Der 60-jährige ehemalige Teamleiter eines Altersheims erscheint mit seinem Anwalt am Bezirksgericht Pfäffikon ZH. Der Gerichtstermin scheint ihm unangenehm zu sein. Auch der Geschäftsleiter des Altersheims ist mit Anwalt da.
Der Vertreter des ehemaligen Teamleiters begründet auf Aufforderung der Einzelrichterin die Klage. Sein Klient habe achteinhalb Jahre im Altersheim gearbeitet. Die Heimleitung sei mit ihm stets zufrieden gewesen und habe ihm sogar eine Ausbildung für 20 000 Franken bezahlt. «In den vergangenen zwei Jahren verschlechterte sich das Verhältnis jedoch eklatant.» Grund dafür seien personelle Engpässe, eine chaotische Einsatzplanung und Mobbing der Angestellten durch die Heimleitung gewesen. «Der Stiftungsrat des Altersheims setzte einen Mediator ein, um die Probleme zu lösen.» Dieser sei jedoch nicht neutral gewesen, sagt der Anwalt: «Als mein Klient die Probleme schildern wollte, wurde er vom Mediator einfach unterbrochen.» Auch die Heimleitung habe nichts von den Problemen wissen wollen.

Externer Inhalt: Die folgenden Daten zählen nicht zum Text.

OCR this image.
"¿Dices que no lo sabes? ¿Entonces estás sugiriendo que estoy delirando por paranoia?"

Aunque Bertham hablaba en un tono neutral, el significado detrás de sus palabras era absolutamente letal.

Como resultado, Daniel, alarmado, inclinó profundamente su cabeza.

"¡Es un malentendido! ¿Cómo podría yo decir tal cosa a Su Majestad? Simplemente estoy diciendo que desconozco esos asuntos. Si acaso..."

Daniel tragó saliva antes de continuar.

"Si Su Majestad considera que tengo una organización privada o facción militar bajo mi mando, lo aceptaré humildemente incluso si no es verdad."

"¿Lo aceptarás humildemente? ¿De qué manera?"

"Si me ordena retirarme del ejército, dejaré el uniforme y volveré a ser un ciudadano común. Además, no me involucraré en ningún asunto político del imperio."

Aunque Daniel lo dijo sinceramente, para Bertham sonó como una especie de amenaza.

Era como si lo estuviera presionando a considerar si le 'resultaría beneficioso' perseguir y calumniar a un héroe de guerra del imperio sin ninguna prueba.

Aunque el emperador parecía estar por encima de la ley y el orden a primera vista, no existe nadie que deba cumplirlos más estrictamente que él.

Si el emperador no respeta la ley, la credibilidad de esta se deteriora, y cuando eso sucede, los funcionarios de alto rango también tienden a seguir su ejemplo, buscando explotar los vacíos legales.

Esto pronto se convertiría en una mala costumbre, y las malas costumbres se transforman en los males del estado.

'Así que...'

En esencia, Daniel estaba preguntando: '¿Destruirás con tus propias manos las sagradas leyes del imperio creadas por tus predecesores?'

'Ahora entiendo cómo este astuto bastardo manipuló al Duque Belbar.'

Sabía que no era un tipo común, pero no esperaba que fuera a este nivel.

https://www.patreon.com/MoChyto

Weiterer Teamleiter entlassen, fünf Pfleger kündigten
Am 1. Mai 2018 fällte der Stiftungsrat des Altersheims den Entscheid, seinen Mandanten zu entlassen. «Das war klar missbräuchlich», sagt der Anwalt. «Mein Klient machte auf anständige Weise auf Missstände im Betrieb aufmerksam und versuchte mit legalen Mitteln, die Qualität der Pflege sicherzustellen.» Nachdem er die Probleme dem Stiftungsrat gemeldet habe, sei ihm Knall auf Fall gekündigt worden. «Damit sollte ein Exempel statuiert werden.» Auch ein anderer Teamleiter sei entlassen worden, kurz darauf hätten fünf weitere Pfleger gekündigt. Der Anwalt verlangt für seinen Mandanten eine Entschädigung von 29 500 Franken. Das entspricht vier Monatslöhnen.
Der Anwalt des Altersheims weist die Vorwürfe zurück. «Die Heimleitung hatte stets ein offenes Ohr für die Probleme der Angestellten, zu Mobbing ist es nie gekommen.» Auch der Mediator habe sich neutral verhalten. Das Problem sei der Entlassene gewesen: «Was die Leitung auch tat – es war ihm nie recht.» Der Angestellte habe nicht kooperiert. «Indem er sich trotz Führungsfunktion mit seinen Untergebenen solidarisierte und Boykottandrohungen machte, verletzte er seine Fürsorgepflicht», so der Anwalt. «Das Vertrauen war nicht mehr da.» Dem Kläger sei wegen der groben Verfehlungen gekündigt worden.
Die Parteien lehnen einen Vergleich ab. Die Einzelrichterin fällt das Urteil. Die Kündigung sei missbräuchlich. Grund für die Kündigung sei die Intervention des Klägers beim Stiftungsrat gewesen. Das Altersheim habe seine Argumente zu wenig ernst genommen. Es wird verpflichtet, dem ehemaligen Teamleiter 22 125 Franken zu bezahlen. Das entspricht drei Monatslöhnen. Zudem muss das Heim dem Kläger eine Prozessentschädigung von 4700 Franken zahlen. Gerichtskosten fallen nicht an, da arbeitsrechtliche Streitigkeiten bis zu 30 000 Franken kostenlos sind.
Missbräuchliche Kündigung: So geht man dagegen vor
Das Gesetz listet eine Reihe von missbräuchlichen Kündigungsgründen auf. Generell missbräuchlich sind Rachekündigungen. Davon spricht man beispielsweise, wenn der Arbeitgeber einem Mitarbeitenden kündigt, weil dieser auf Missstände im Betrieb aufmerksam machte. Eine Kündigung ist ebenfalls missbräuchlich, wenn das Arbeitsverhältnis aufgelöst wird, um Ansprüche aus dem Arbeitsverhältnis zu vereiteln, oder weil sich jemand gewerkschaftlich betätigte. Eine missbräuchliche Kündigung bleibt gültig. Die gekündigte Person hat aber Anspruch auf eine Entschädigung von bis zu sechs Monatslöhnen und allfälligem zusätzlichem Schadenersatz. Entschädigungsklagen müssen bis spätestens 180 Tage nach Beendigung des Arbeitsvertrags beim zuständigen Gericht eingereicht werden. Wichtig: Im Laufe der Kündigungsfrist muss der entlassene Angestellte beim Betrieb schriftlich Einsprache erheben, am besten mit einem eingeschriebenen Brief.